There'a an AI tool called GPT-3 that you may have heard about that can generate text based on its understanding of patterns in human language. Now it's being used to generate code from simple descriptions of what the code is supposed to do.
IT CAN TAKE years to learn how to write computer code well. SourceAI, a Paris startup, thinks programming shouldn’t be such a big deal.
The company is fine-tuning a tool that uses artificial intelligence to write code based on a short text description of what the code should do. Tell the company’s tool to “multiply two numbers given by a user,” for example, and it will whip up a dozen or so lines in Python to do just that.

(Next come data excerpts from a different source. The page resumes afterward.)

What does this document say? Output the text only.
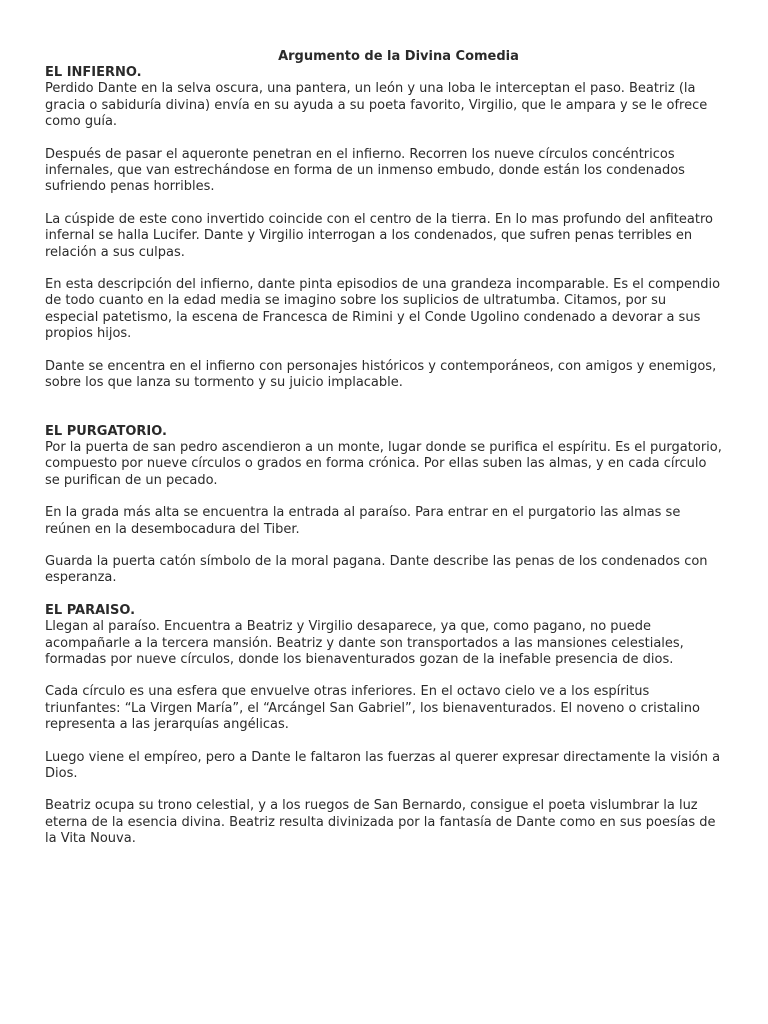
Argumento de la Divina Comedia
EL INFIERNO.

Perdido Dante en la selva oscura, una pantera, un león y una loba le interceptan el paso. Beatriz (la gracia o sabiduría divina) envía en su ayuda a su poeta favorito, Virgilio, que le ampara y se le ofrece como guía.

Después de pasar el aqueronte penetran en el infierno. Recorren los nueve círculos concéntricos infernales, que van estrechándose en forma de un inmenso embudo, donde están los condenados sufriendo penas horribles.

La cúspide de este cono invertido coincide con el centro de la tierra. En lo mas profundo del anfiteatro infernal se halla Lucifer. Dante y Virgilio interrogan a los condenados, que sufren penas terribles en relación a sus culpas.

En esta descripción del infierno, dante pinta episodios de una grandeza incomparable. Es el compendio de todo cuanto en la edad media se imagino sobre los suplicios de ultratumba. Citamos, por su especial patetismo, la escena de Francesca de Rimini y el Conde Ugolino condenado a devorar a sus propios hijos.

Dante se encentra en el infierno con personajes históricos y contemporáneos, con amigos y enemigos, sobre los que lanza su tormento y su juicio implacable.

EL PURGATORIO.

Por la puerta de san pedro ascendieron a un monte, lugar donde se purifica el espíritu. Es el purgatorio, compuesto por nueve círculos o grados en forma crónica. Por ellas suben las almas, y en cada círculo se purifican de un pecado.

En la grada más alta se encuentra la entrada al paraíso. Para entrar en el purgatorio las almas se reúnen en la desembocadura del Tiber.

Guarda la puerta catón símbolo de la moral pagana. Dante describe las penas de los condenados con esperanza.

EL PARAISO.

Llegan al paraíso. Encuentra a Beatriz y Virgilio desaparece, ya que, como pagano, no puede acompañarle a la tercera mansión. Beatriz y dante son transportados a las mansiones celestiales, formadas por nueve círculos, donde los bienaventurados gozan de la inefable presencia de dios.

Cada círculo es una esfera que envuelve otras inferiores. En el octavo cielo ve a los espíritus triunfantes: “La Virgen María”, el “Arcángel San Gabriel”, los bienaventurados. El noveno o cristalino representa a las jerarquías angélicas.

Luego viene el empíreo, pero a Dante le faltaron las fuerzas al querer expresar directamente la visión a Dios.

Beatriz ocupa su trono celestial, y a los ruegos de San Bernardo, consigue el poeta vislumbrar la luz eterna de la esencia divina. Beatriz resulta divinizada por la fantasía de Dante como en sus poesías de la Vita Nouva.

SourceAI’s ambitions are a sign of a broader revolution in software development. Advances in machine learning have made it possible to automate a growing array of coding tasks, from auto-completing segments of code and fine-tuning algorithms to searching source code and locating pesky bugs.
Automating coding could change software development, but the limitations and blind spots of modern AI may introduce new problems. Machine-learning algorithms can behave unpredictably, and code generated by a machine might harbor harmful bugs unless it is scrutinized carefully.
I've been wondering when this would happen for many years. For example, a lot of programming, like writing code to hook a user interface to a database, is pretty routine. So is writing documentation for it, which is something that has been worrying technical writers for a while.
In the future, it may be a lot harder to get jobs as a programmer. This is likely to hit the offshoring industries first, I suspect.